Il mercato del lavoro, non solo per le sue metamorfosi ma anche per il suo impatto sull’inflazione, è comunque al centro del dibattito in Bce per le decisioni di politica monetaria. Le minute della riunione del Consiglio direttivo del 15-16 dicembre, pubblicate ieri, hanno fatto emergere una lunga discussione sul trend dell’inflazione e sull’importanza dell’effetto delle trattative salariali sull’inflazione di fondo. I membri del Consiglio hanno convenuto che uno scenario di «inflazione più alta più a lungo» non può essere escluso. Sulle proiezioni per il 2023 e 2024, che sono già «relativamente vicine» al target del 2% a medio termine, grava «un’incertezza eccezionalmente alta» e sebbene le aspettative verso il 2% siano «benvenute» in Bce, tenuto conto dei rischi al rialzo sull’inflazione, le proiezioni per il 2023 e 2024 potrebbero «facilmente rivelarsi sopra il 2%». Per questo il Consiglio si tiene pronto ad agire. Al tempo stesso tuttavia dalle minute sono emerse le preoccupazioni dei membri del Consiglio contro una riduzione «prematura» dello stimolo monetario e degli acquisti di attività.

La Bce non ha alcuna fretta di corre dietro alla Federal reserve. A ribadire la differenza tra la politica monetaria della Bce e della Fed è stata ieri la presidente Christine Lagarde in un’intervista alla radio France Inter. «Il ciclo della ripresa economica negli Stati Uniti è più avanti che in Europa. Quindi abbiamo ogni motivo per non agire in un modo così rapido e aggressivo come quello che si immagina farà la Fed», ha detto.

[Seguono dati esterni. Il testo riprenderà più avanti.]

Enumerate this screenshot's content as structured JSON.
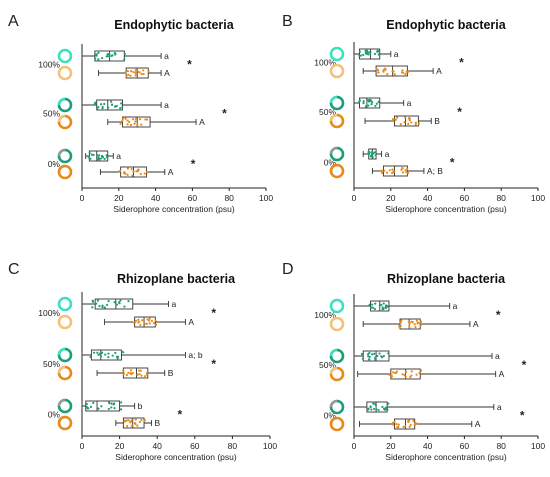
{
  "figure": {
    "x_axis_label": "Siderophore concentration (psu)",
    "x_ticks": [
      0,
      20,
      40,
      60,
      80,
      100
    ],
    "xlim": [
      0,
      100
    ],
    "colors": {
      "teal_light": "#3de0c0",
      "teal_dark": "#1a9e7a",
      "orange_light": "#f5c07a",
      "orange_dark": "#e88a1a",
      "gray": "#9a9a9a",
      "box": "#333333"
    }
  },
  "chart_data": [
    {
      "type": "box",
      "panel": "A",
      "title": "Endophytic bacteria",
      "groups": [
        {
          "label": "100%",
          "star": "*",
          "rows": [
            {
              "series": "teal",
              "min": 0,
              "q1": 7,
              "median": 15,
              "q3": 23,
              "max": 43,
              "letter": "a"
            },
            {
              "series": "orange",
              "min": 9,
              "q1": 24,
              "median": 30,
              "q3": 36,
              "max": 43,
              "letter": "A"
            }
          ]
        },
        {
          "label": "50%",
          "star": "*",
          "rows": [
            {
              "series": "teal",
              "min": 0,
              "q1": 8,
              "median": 14,
              "q3": 22,
              "max": 43,
              "letter": "a"
            },
            {
              "series": "orange",
              "min": 14,
              "q1": 22,
              "median": 30,
              "q3": 37,
              "max": 62,
              "letter": "A"
            }
          ]
        },
        {
          "label": "0%",
          "star": "*",
          "rows": [
            {
              "series": "teal",
              "min": 2,
              "q1": 4,
              "median": 8,
              "q3": 14,
              "max": 17,
              "letter": "a"
            },
            {
              "series": "orange",
              "min": 10,
              "q1": 21,
              "median": 28,
              "q3": 35,
              "max": 45,
              "letter": "A"
            }
          ]
        }
      ]
    },
    {
      "type": "box",
      "panel": "B",
      "title": "Endophytic bacteria",
      "groups": [
        {
          "label": "100%",
          "star": "*",
          "rows": [
            {
              "series": "teal",
              "min": 0,
              "q1": 3,
              "median": 9,
              "q3": 14,
              "max": 20,
              "letter": "a"
            },
            {
              "series": "orange",
              "min": 5,
              "q1": 12,
              "median": 21,
              "q3": 29,
              "max": 43,
              "letter": "A"
            }
          ]
        },
        {
          "label": "50%",
          "star": "*",
          "rows": [
            {
              "series": "teal",
              "min": 0,
              "q1": 3,
              "median": 7,
              "q3": 14,
              "max": 27,
              "letter": "a"
            },
            {
              "series": "orange",
              "min": 6,
              "q1": 22,
              "median": 28,
              "q3": 35,
              "max": 42,
              "letter": "B"
            }
          ]
        },
        {
          "label": "0%",
          "star": "*",
          "rows": [
            {
              "series": "teal",
              "min": 5,
              "q1": 8,
              "median": 10,
              "q3": 12,
              "max": 15,
              "letter": "a"
            },
            {
              "series": "orange",
              "min": 10,
              "q1": 16,
              "median": 22,
              "q3": 29,
              "max": 38,
              "letter": "A; B"
            }
          ]
        }
      ]
    },
    {
      "type": "box",
      "panel": "C",
      "title": "Rhizoplane bacteria",
      "groups": [
        {
          "label": "100%",
          "star": "*",
          "rows": [
            {
              "series": "teal",
              "min": 0,
              "q1": 7,
              "median": 18,
              "q3": 27,
              "max": 46,
              "letter": "a"
            },
            {
              "series": "orange",
              "min": 12,
              "q1": 28,
              "median": 33,
              "q3": 39,
              "max": 55,
              "letter": "A"
            }
          ]
        },
        {
          "label": "50%",
          "star": "*",
          "rows": [
            {
              "series": "teal",
              "min": 0,
              "q1": 5,
              "median": 10,
              "q3": 21,
              "max": 55,
              "letter": "a; b"
            },
            {
              "series": "orange",
              "min": 8,
              "q1": 22,
              "median": 29,
              "q3": 35,
              "max": 44,
              "letter": "B"
            }
          ]
        },
        {
          "label": "0%",
          "star": "*",
          "rows": [
            {
              "series": "teal",
              "min": 0,
              "q1": 2,
              "median": 8,
              "q3": 20,
              "max": 28,
              "letter": "b"
            },
            {
              "series": "orange",
              "min": 18,
              "q1": 22,
              "median": 27,
              "q3": 33,
              "max": 37,
              "letter": "B"
            }
          ]
        }
      ]
    },
    {
      "type": "box",
      "panel": "D",
      "title": "Rhizoplane bacteria",
      "groups": [
        {
          "label": "100%",
          "star": "*",
          "rows": [
            {
              "series": "teal",
              "min": 0,
              "q1": 9,
              "median": 14,
              "q3": 19,
              "max": 52,
              "letter": "a"
            },
            {
              "series": "orange",
              "min": 5,
              "q1": 25,
              "median": 30,
              "q3": 36,
              "max": 63,
              "letter": "A"
            }
          ]
        },
        {
          "label": "50%",
          "star": "*",
          "rows": [
            {
              "series": "teal",
              "min": 0,
              "q1": 5,
              "median": 12,
              "q3": 19,
              "max": 75,
              "letter": "a"
            },
            {
              "series": "orange",
              "min": 2,
              "q1": 20,
              "median": 28,
              "q3": 36,
              "max": 77,
              "letter": "A"
            }
          ]
        },
        {
          "label": "0%",
          "star": "*",
          "rows": [
            {
              "series": "teal",
              "min": 0,
              "q1": 7,
              "median": 12,
              "q3": 18,
              "max": 76,
              "letter": "a"
            },
            {
              "series": "orange",
              "min": 3,
              "q1": 22,
              "median": 28,
              "q3": 33,
              "max": 64,
              "letter": "A"
            }
          ]
        }
      ]
    }
  ]
}
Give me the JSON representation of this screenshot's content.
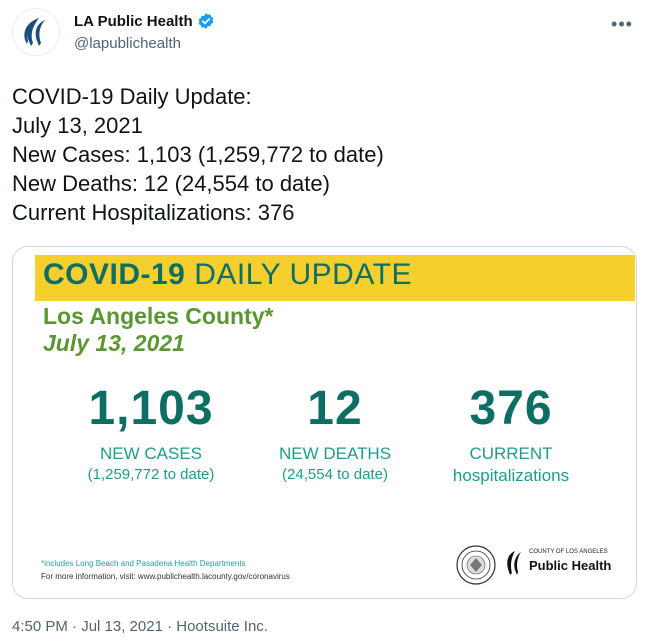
{
  "account": {
    "display_name": "LA Public Health",
    "handle": "@lapublichealth",
    "verified": true,
    "avatar_icon": "la-public-health-logo-icon",
    "more_icon": "more-options-icon"
  },
  "tweet": {
    "lines": [
      "COVID-19 Daily Update:",
      "July 13, 2021",
      "New Cases: 1,103 (1,259,772 to date)",
      "New Deaths: 12 (24,554 to date)",
      "Current Hospitalizations: 376"
    ]
  },
  "card": {
    "banner_bold": "COVID-19",
    "banner_rest": "DAILY UPDATE",
    "county": "Los Angeles County*",
    "date": "July 13, 2021",
    "stats": [
      {
        "number": "1,103",
        "label": "NEW CASES",
        "sub": "(1,259,772 to date)"
      },
      {
        "number": "12",
        "label": "NEW DEATHS",
        "sub": "(24,554 to date)"
      },
      {
        "number": "376",
        "label": "CURRENT",
        "sub": "hospitalizations"
      }
    ],
    "footnote": "*includes Long Beach and Pasadena Health Departments",
    "more_info": "For more information, visit: www.publichealth.lacounty.gov/coronavirus",
    "logo_county": "COUNTY OF LOS ANGELES",
    "logo_name": "Public Health",
    "colors": {
      "banner": "#f5cf2e",
      "teal": "#0e6e63",
      "green": "#5a9632"
    }
  },
  "meta": {
    "time": "4:50 PM",
    "date": "Jul 13, 2021",
    "source": "Hootsuite Inc.",
    "text": "4:50 PM · Jul 13, 2021 · Hootsuite Inc."
  }
}
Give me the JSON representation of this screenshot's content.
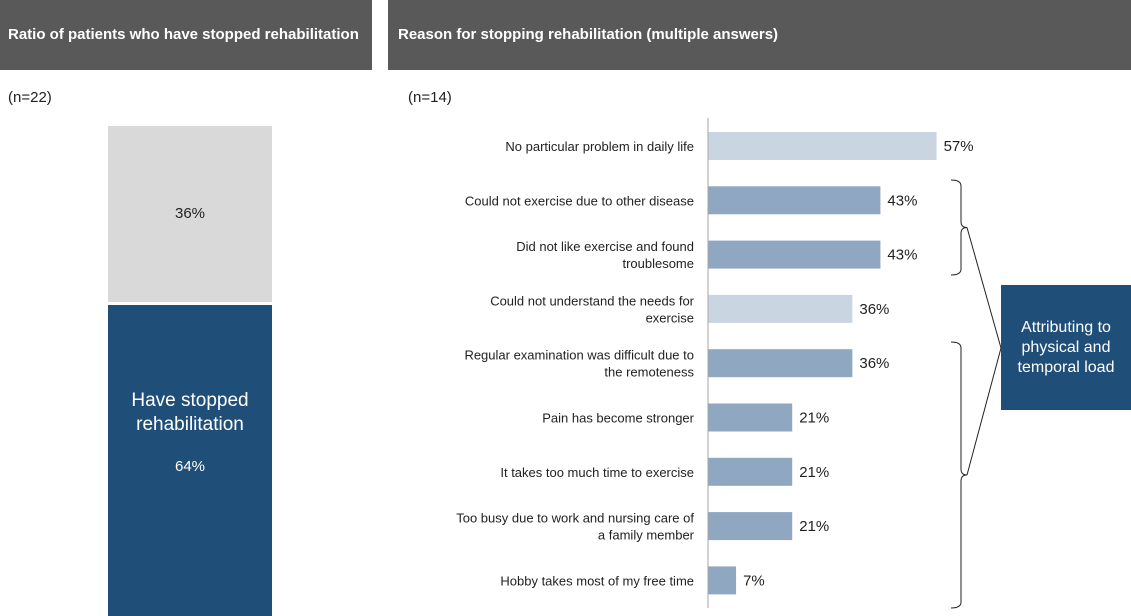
{
  "left_panel": {
    "header": "Ratio of patients who have stopped rehabilitation",
    "n_label": "(n=22)",
    "segments": [
      {
        "label": "",
        "value_label": "36%",
        "value": 36,
        "color": "#d9d9d9"
      },
      {
        "label": "Have stopped rehabilitation",
        "value_label": "64%",
        "value": 64,
        "color": "#1f4e79"
      }
    ]
  },
  "right_panel": {
    "header": "Reason for stopping rehabilitation (multiple answers)",
    "n_label": "(n=14)",
    "callout": "Attributing to physical and temporal load"
  },
  "chart_data": [
    {
      "type": "bar",
      "orientation": "vertical-stacked",
      "title": "Ratio of patients who have stopped rehabilitation",
      "categories": [
        "Have stopped rehabilitation",
        ""
      ],
      "values": [
        64,
        36
      ],
      "unit": "%"
    },
    {
      "type": "bar",
      "orientation": "horizontal",
      "title": "Reason for stopping rehabilitation (multiple answers)",
      "xlim": [
        0,
        100
      ],
      "categories": [
        [
          "No particular problem in daily life"
        ],
        [
          "Could not exercise due to other disease"
        ],
        [
          "Did not like exercise and found",
          "troublesome"
        ],
        [
          "Could not understand the needs for",
          "exercise"
        ],
        [
          "Regular examination was difficult due to",
          "the remoteness"
        ],
        [
          "Pain has become stronger"
        ],
        [
          "It takes too much time to exercise"
        ],
        [
          "Too busy due to work and nursing care of",
          "a family member"
        ],
        [
          "Hobby takes most of my free time"
        ]
      ],
      "values": [
        57,
        43,
        43,
        36,
        36,
        21,
        21,
        21,
        7
      ],
      "value_labels": [
        "57%",
        "43%",
        "43%",
        "36%",
        "36%",
        "21%",
        "21%",
        "21%",
        "7%"
      ],
      "bar_colors": [
        "#c9d5e0",
        "#8fa7c1",
        "#8fa7c1",
        "#c9d5e0",
        "#8fa7c1",
        "#8fa7c1",
        "#8fa7c1",
        "#8fa7c1",
        "#8fa7c1"
      ]
    }
  ]
}
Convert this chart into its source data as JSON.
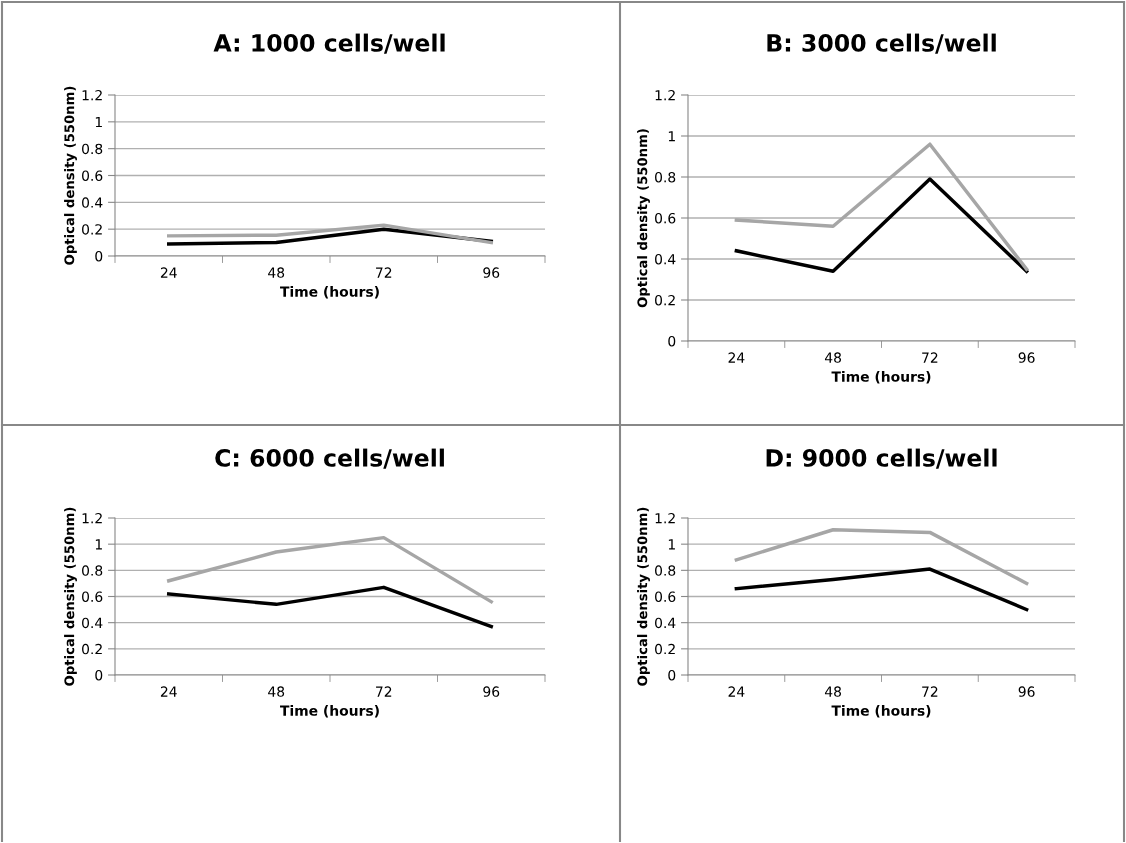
{
  "chart_data": [
    {
      "type": "line",
      "title": "A: 1000 cells/well",
      "xlabel": "Time (hours)",
      "ylabel": "Optical density (550nm)",
      "categories": [
        "24",
        "48",
        "72",
        "96"
      ],
      "ylim": [
        0,
        1.2
      ],
      "yticks": [
        0,
        0.2,
        0.4,
        0.6,
        0.8,
        1,
        1.2
      ],
      "grid": "y",
      "legend": false,
      "marker": "none",
      "series": [
        {
          "color": "#000000",
          "values": [
            0.09,
            0.1,
            0.2,
            0.11
          ]
        },
        {
          "color": "#a6a6a6",
          "values": [
            0.15,
            0.155,
            0.23,
            0.1
          ]
        }
      ]
    },
    {
      "type": "line",
      "title": "B: 3000 cells/well",
      "xlabel": "Time (hours)",
      "ylabel": "Optical density (550nm)",
      "categories": [
        "24",
        "48",
        "72",
        "96"
      ],
      "ylim": [
        0,
        1.2
      ],
      "yticks": [
        0,
        0.2,
        0.4,
        0.6,
        0.8,
        1,
        1.2
      ],
      "grid": "y",
      "legend": false,
      "marker": "none",
      "series": [
        {
          "color": "#000000",
          "values": [
            0.44,
            0.34,
            0.79,
            0.34
          ]
        },
        {
          "color": "#a6a6a6",
          "values": [
            0.59,
            0.56,
            0.96,
            0.35
          ]
        }
      ]
    },
    {
      "type": "line",
      "title": "C: 6000 cells/well",
      "xlabel": "Time (hours)",
      "ylabel": "Optical density (550nm)",
      "categories": [
        "24",
        "48",
        "72",
        "96"
      ],
      "ylim": [
        0,
        1.2
      ],
      "yticks": [
        0,
        0.2,
        0.4,
        0.6,
        0.8,
        1,
        1.2
      ],
      "grid": "y",
      "legend": false,
      "marker": "none",
      "series": [
        {
          "color": "#000000",
          "values": [
            0.62,
            0.54,
            0.67,
            0.37
          ]
        },
        {
          "color": "#a6a6a6",
          "values": [
            0.72,
            0.94,
            1.05,
            0.56
          ]
        }
      ]
    },
    {
      "type": "line",
      "title": "D: 9000 cells/well",
      "xlabel": "Time (hours)",
      "ylabel": "Optical density (550nm)",
      "categories": [
        "24",
        "48",
        "72",
        "96"
      ],
      "ylim": [
        0,
        1.2
      ],
      "yticks": [
        0,
        0.2,
        0.4,
        0.6,
        0.8,
        1,
        1.2
      ],
      "grid": "y",
      "legend": false,
      "marker": "none",
      "series": [
        {
          "color": "#000000",
          "values": [
            0.66,
            0.73,
            0.81,
            0.5
          ]
        },
        {
          "color": "#a6a6a6",
          "values": [
            0.88,
            1.11,
            1.09,
            0.7
          ]
        }
      ]
    }
  ]
}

Per Lagarde, l’inflazione «dovrebbe stabilizzarsi e poi calare in modo graduale nel corso del 2022. Si abbasserà forse meno di quanto hanno anticipato gli economisti, ma calerà. Se dovessi dare una cifra, direi che si attesterà al 3,2% quest’anno», come già anticipato dalle stime Bce.

Per Dr.Dirk Schumacher, responsabile di European Macro Research Natixis CIB Frankfurt intervenuto ieri all’evento Natixis IM, il rialzo dell’inflazione nell’area dell’euro è temporaneo perché è provocato prevalentemente da una domanda in eccesso rispetto all’offerta, a causa delle strozzature nelle forniture. Tuttavia, mentre la globalizzazione ha esercitato finora una pressione al ribasso sull’inflazione, la “deglobalizzazione”, se dovesse affermarsi come trend globale, spingerà l’inflazione all’insù. Schumaker ha invitato gli investitori a non preoccuparsi per l’impatto dei rendimenti al rialzo sull’Italia che è altamente indebitata. Le emissioni nette dei titoli di Stato italiani nel 2022, al netto anche degli acquisti Bce, dovrebbero essere attorno ai 30 miliardi e quindi «digeribili» per il mercato. Lo spread BTp/Bund potrebbe allargarsi ma non al punto da poter allarmare.